The passage in Exodus concerning Moses and Zipporah at a night camp appears to suggest that some being, possibly God or an angel, attacks either Gershom or Moses, until a circumcision is carried out by Zipporah on Gershom.

The later Books of Chronicles identify Shebuel as a "son" of Gershom, though this is anachronistic for a literal interpretation of the Bible because Shebuel is described as living in the time of King David. The Hebrew word for "son" can also mean descendant; for example even remote descendants of King David are in many instances identified as "So-and-so son of David" in the original Hebrew.

== Priestly connections ==

Although certain passages of the Bible, which textual scholars ascribe to the Priestly Source, assert that it is only the descendants of Aaron known as Aaronim who were legitimate priests, biblical scholars believe that the priesthood was originally open to members of any tribe, and that the restriction to Aaronim was purely an Aaronim invention, opposed by authors such as the Deuteronomist. Aaronim claimed descent from Aaron – Moses' brother, and hence any immediate descendant of Moses would not count among the Aaronim.

The possibility that the story of Micah's Idol refers to immediate descendants of Moses being priests is taken by biblical scholars as a demonstration that the Aaronim-only restriction was originally not present in the Israelite priesthood. One of the accounts of Micah's idol refers to a priest as being a sojourner there, which could alternatively be taken as stating that the priest was indeed Gershom. The accounts of Micah's idol also include reference to a Jonathan son of Gershom as being a priest, and although the Masoretic Text seems to avoid the implication that non-Aaronim could be priests by describing this particular Gershom as a son of Manasseh, this appears to have been distorted; the letter nun appears here in superscript, suggesting that the text originally described this Gershom as the one that was a son of Moses. The rabbinic text known as the Seder Olam has Jonathan, the son of Gershom, the son of Moses when it quotes this verse.

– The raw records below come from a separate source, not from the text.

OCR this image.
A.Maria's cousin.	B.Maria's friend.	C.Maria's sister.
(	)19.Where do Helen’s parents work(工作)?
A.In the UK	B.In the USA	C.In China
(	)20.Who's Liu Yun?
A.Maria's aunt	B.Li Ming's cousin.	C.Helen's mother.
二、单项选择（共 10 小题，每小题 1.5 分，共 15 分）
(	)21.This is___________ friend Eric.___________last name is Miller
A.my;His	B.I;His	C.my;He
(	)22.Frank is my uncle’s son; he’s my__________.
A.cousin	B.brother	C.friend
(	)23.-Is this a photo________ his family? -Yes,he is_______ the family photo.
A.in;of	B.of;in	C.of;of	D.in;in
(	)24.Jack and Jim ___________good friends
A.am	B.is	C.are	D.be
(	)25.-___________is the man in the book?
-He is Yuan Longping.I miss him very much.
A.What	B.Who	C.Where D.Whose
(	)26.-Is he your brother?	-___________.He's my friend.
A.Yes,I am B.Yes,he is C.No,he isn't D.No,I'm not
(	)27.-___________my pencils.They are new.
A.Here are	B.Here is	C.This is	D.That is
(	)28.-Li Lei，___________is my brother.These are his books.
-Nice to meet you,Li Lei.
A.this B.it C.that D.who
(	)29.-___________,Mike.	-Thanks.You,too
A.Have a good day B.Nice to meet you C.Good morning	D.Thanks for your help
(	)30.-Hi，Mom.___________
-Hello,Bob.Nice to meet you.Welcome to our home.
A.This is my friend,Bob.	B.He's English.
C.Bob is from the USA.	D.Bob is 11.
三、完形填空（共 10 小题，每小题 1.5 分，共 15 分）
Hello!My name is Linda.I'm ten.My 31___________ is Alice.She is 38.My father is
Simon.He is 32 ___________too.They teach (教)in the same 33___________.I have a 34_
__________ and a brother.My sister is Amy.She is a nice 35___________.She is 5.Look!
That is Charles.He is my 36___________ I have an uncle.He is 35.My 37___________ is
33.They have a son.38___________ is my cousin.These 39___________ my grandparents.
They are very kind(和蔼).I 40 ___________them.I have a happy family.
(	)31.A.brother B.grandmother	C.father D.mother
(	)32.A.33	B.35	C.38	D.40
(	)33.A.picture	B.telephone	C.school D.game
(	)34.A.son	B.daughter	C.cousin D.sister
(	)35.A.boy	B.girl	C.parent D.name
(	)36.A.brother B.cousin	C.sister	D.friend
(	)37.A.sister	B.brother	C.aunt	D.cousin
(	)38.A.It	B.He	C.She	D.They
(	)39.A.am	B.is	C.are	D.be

The priestly/prophetic aspect remains open to discussion, God explicitly chose Aaron and his direct sons for the Tabernacle and Temple services in remembrance of Aaron's servitude to Moses all along. Aaron served his brother Moses with much devotion being metaphorically called "his prophet" from the very beginning.
The King and the Priest/Prophet are the two head leaders in ancient hierarchy; from this viewpoint, the belief of priesthood being open to anyone appears unsupported. The Bible recounts very strict lineage rules for the priests, aka "the descendants of Aaron", but certain deviations from the concept are mentioned – for instance, prophets such as Samuel or Elijah performed priestly-like services in special cases. As mentioned above, it is probable that Gershom's lineage would have compelled him into the priesthood, yet it appears he performed no regular priestly services of note. In other related writings it is mentioned that God ordered Moses to pass authority unto Joshua instead of his own two stubborn sons, Gershom and Eliezer.